My (Logan Pinalto) favorite evidence for God that we talked about is called the Kalam Cosmological argument. This argument is deductive, meaning, the conclusion follows the premises necessarily. So, what are the premises?   

  1. Whatever begins to exist has a cause.   
  2. The universe began to exist.  
  3. The universe has a cause.   

We have dissected these claims as a class and can now confidently converse with skeptics about them. Let’s walk through them!   

Premise one, whatever begins to exist has a cause, makes logical sense because it is irrational to claim that “something came from nothing.” In class, we heard the example of a person walking through the woods and stumbling across a ball. That person doesn’t assume the ball appeared from nowhere. The right assumption is that someone created the ball, and another person left it in the woods. The object’s size does not matter—the universe’s existence in space has just as much of a need for explanation as a ball in the woods. Some would argue against the first premise, saying that God must also have a cause: if God exists, He must have a cause. What these skeptics fail to notice is that the premise specifies “whatever begins to exist.” We do not believe that God began to exist; we believe He is an eternal God and, therefore, exists by His nature.   

Premise two, the universe began to exist, focuses on the false claim that the universe has existed for an infinite amount of time. We find discrepancies between potential and actual infinity when we break this claim down. In class, we focused on actual infinity because potential infinity is just that—potential. After analyzing the implication of actual infinities, we disregarded the idea because it’s like jumping into a bottomless pit. Al-Ghazali, a 10th-century Islamic philosopher, made a good point: if an infinite amount of time existed, we could never reach the present. Past events would be infinite, and the universe would not be logically possible to exist infinitely. Therefore, the universe must have a beginning.   
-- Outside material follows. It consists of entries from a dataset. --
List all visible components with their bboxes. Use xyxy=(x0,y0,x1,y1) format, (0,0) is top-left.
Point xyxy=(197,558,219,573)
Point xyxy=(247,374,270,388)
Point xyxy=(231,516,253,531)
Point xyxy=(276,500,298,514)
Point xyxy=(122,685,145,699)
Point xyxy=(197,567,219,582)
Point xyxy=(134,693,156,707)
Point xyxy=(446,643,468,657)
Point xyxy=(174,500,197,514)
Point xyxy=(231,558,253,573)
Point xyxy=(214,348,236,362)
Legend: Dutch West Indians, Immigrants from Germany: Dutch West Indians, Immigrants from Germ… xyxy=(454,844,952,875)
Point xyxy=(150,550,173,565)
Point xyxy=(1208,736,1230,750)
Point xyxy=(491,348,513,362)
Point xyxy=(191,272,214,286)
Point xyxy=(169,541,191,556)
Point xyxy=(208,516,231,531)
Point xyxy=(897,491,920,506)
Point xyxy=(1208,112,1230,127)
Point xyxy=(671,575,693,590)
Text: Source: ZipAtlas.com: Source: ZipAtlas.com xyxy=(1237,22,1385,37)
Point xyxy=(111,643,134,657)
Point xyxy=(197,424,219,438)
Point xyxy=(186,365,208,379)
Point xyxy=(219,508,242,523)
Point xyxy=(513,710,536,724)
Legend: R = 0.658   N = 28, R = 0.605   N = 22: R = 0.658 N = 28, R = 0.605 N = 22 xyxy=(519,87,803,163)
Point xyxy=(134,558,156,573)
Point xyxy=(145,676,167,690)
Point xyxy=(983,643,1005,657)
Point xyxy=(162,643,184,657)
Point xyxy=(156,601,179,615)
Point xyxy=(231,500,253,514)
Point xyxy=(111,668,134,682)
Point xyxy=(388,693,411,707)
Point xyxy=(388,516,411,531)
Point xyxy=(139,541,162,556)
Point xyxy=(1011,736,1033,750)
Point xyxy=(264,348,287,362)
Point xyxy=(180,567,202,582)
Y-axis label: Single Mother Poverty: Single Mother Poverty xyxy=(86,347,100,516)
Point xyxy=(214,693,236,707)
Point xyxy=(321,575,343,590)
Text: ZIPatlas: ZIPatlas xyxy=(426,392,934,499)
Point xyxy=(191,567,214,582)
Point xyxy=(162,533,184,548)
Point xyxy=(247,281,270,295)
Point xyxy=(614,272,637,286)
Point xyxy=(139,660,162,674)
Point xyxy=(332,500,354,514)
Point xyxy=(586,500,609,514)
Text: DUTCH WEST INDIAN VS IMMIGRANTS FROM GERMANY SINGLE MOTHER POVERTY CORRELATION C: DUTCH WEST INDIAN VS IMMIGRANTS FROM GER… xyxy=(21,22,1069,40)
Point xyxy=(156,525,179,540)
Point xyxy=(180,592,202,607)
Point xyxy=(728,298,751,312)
This is where the ribbon ties a neat bow: if the universe began to exist and whatever begins to exist has a cause, the universe must have a cause. Premises one and two are true. Therefore, there must be a cause! Jonathan Morrow taught us about two causes: event and agent. “Event” includes time, space, matter, and energy. However, these things make up a universe, so it would be irrational to argue that time, space, matter, and energy created time, space, matter, and energy. Therefore, the cause of the universe must be an “agent”– a divine God.    

So, why are arguments like this so important to study? Because God commands us to use reason (1 Thessalonians 5:21), and the culture demands answers about our faith. At Impact 360, we firmly believe in knowing what we believe and why we believe it. Our faith coexists with reason, which helps keep us firm on our Foundation when storms come (Matthew 7:24-27).